The Cigna angle on BAHA Osseointegrated
## Why Cigna Denies BAHA (Bone-Anchored Hearing Aid) as Duplicate Therapy
A bone-anchored hearing aid (BAHA) is an osseointegrated auditory implant that transmits sound through direct bone conduction to the cochlea, bypassing the outer and middle ear. Cigna may deny a BAHA as "duplicate therapy" when its records indicate the patient already has a covered hearing device — such as a conventional acoustic hearing aid or a previously authorized BAHA — and the insurer concludes that the new device duplicates the function of the existing one. Bilateral BAHA requests (a second implant for the opposite side) and upgrade requests are the most common triggers.
## Why This Denial Is Appealable
Bilateral BAHAs serve a demonstrably distinct clinical function from a single device: binaural hearing restores sound localization and improves speech understanding in noise in ways a single device cannot replicate. If the second device addresses a different ear, a different hearing mechanism, or a condition the existing device cannot address, the "duplicate" characterization is clinically incorrect. The appeal must document the functional distinction and the audiological basis for the recommendation.

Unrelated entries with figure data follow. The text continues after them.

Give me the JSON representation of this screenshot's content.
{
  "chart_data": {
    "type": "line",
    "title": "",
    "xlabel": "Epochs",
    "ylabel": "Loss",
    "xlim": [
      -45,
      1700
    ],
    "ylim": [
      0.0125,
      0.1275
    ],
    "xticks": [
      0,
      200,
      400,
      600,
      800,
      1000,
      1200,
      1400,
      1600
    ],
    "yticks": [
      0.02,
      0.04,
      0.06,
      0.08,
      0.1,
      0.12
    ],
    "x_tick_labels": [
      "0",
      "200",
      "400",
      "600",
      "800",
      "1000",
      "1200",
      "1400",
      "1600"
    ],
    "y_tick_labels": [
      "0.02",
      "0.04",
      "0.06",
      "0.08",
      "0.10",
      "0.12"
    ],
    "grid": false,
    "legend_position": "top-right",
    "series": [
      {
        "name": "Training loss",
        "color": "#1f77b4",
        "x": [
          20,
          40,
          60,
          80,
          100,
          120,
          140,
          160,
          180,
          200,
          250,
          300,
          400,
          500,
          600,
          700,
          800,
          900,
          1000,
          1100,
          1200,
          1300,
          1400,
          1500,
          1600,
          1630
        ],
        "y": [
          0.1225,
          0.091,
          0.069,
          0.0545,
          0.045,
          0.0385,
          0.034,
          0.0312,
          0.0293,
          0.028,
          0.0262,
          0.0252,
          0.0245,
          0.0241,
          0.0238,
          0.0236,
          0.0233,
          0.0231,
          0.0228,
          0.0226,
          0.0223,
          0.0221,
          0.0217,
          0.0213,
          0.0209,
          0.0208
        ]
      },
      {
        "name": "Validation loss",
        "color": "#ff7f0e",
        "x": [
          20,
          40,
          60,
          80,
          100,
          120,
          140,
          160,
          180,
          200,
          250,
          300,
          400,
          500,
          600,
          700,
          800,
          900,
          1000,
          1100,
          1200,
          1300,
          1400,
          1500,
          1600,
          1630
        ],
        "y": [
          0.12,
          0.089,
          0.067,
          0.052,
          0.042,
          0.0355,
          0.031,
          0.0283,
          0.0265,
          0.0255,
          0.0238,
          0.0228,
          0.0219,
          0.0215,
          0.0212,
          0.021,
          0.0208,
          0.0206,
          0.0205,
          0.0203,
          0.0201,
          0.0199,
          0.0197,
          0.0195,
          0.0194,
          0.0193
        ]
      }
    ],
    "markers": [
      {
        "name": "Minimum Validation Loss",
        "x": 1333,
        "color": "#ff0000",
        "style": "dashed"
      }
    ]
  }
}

## Your Federal Appeal Rights
- Internal appeal: Under ACA §2719 and ERISA §503, you are entitled to full-and-fair internal review. The denial notice must specify which existing device Cigna considers duplicative.
- External review: Following a final internal denial, an accredited IRO can review the decision. The external-review window is generally approximately four months from the final internal denial.
- Expedited review: Available if delay would cause serious harm to hearing or communication function; document the urgency in writing.
## Documentation to Gather
1. Audiological evaluation — a complete, current audiogram with word-recognition scores performed by a licensed audiologist, documenting the type and severity of hearing loss in each ear. 2. Audiologist's device-recommendation letter — a signed letter explaining why the BAHA is recommended for this ear, why the existing device does not address the clinical need, and the expected functional benefit. 3. Existing-device trial documentation — evidence of any trial of the existing device on the affected ear, including outcome measures and the reason the device is inadequate. 4. Otolaryngologist or surgeon evaluation — documentation confirming candidacy for osseointegration and confirming that the hearing loss type (conductive, mixed, or single-sided deafness) is the specific indication for BAHA. 5. Prior-device records — records of any previously covered devices, to allow a factual comparison of function vs. the newly requested device.
## Criteria-Mapping Structure
Obtain Cigna's current published coverage policy for BAHA devices. Identify the criteria used to determine "duplicate therapy." For each criterion, provide a one-sentence answer citing the audiological record. Demonstrate that the requested device addresses a distinct clinical indication, a different ear, or a functional deficit the existing device cannot remediate.
Next steps
- Find the date on the denial letter — your appeal window starts there.
- Read your plan's Summary of Benefits and Coverage (SBC) for the specific deadlines.
- Request the insurer's claim file in writing — they must provide it.
- Submit your appeal in writing with new clinical evidence and a physician statement.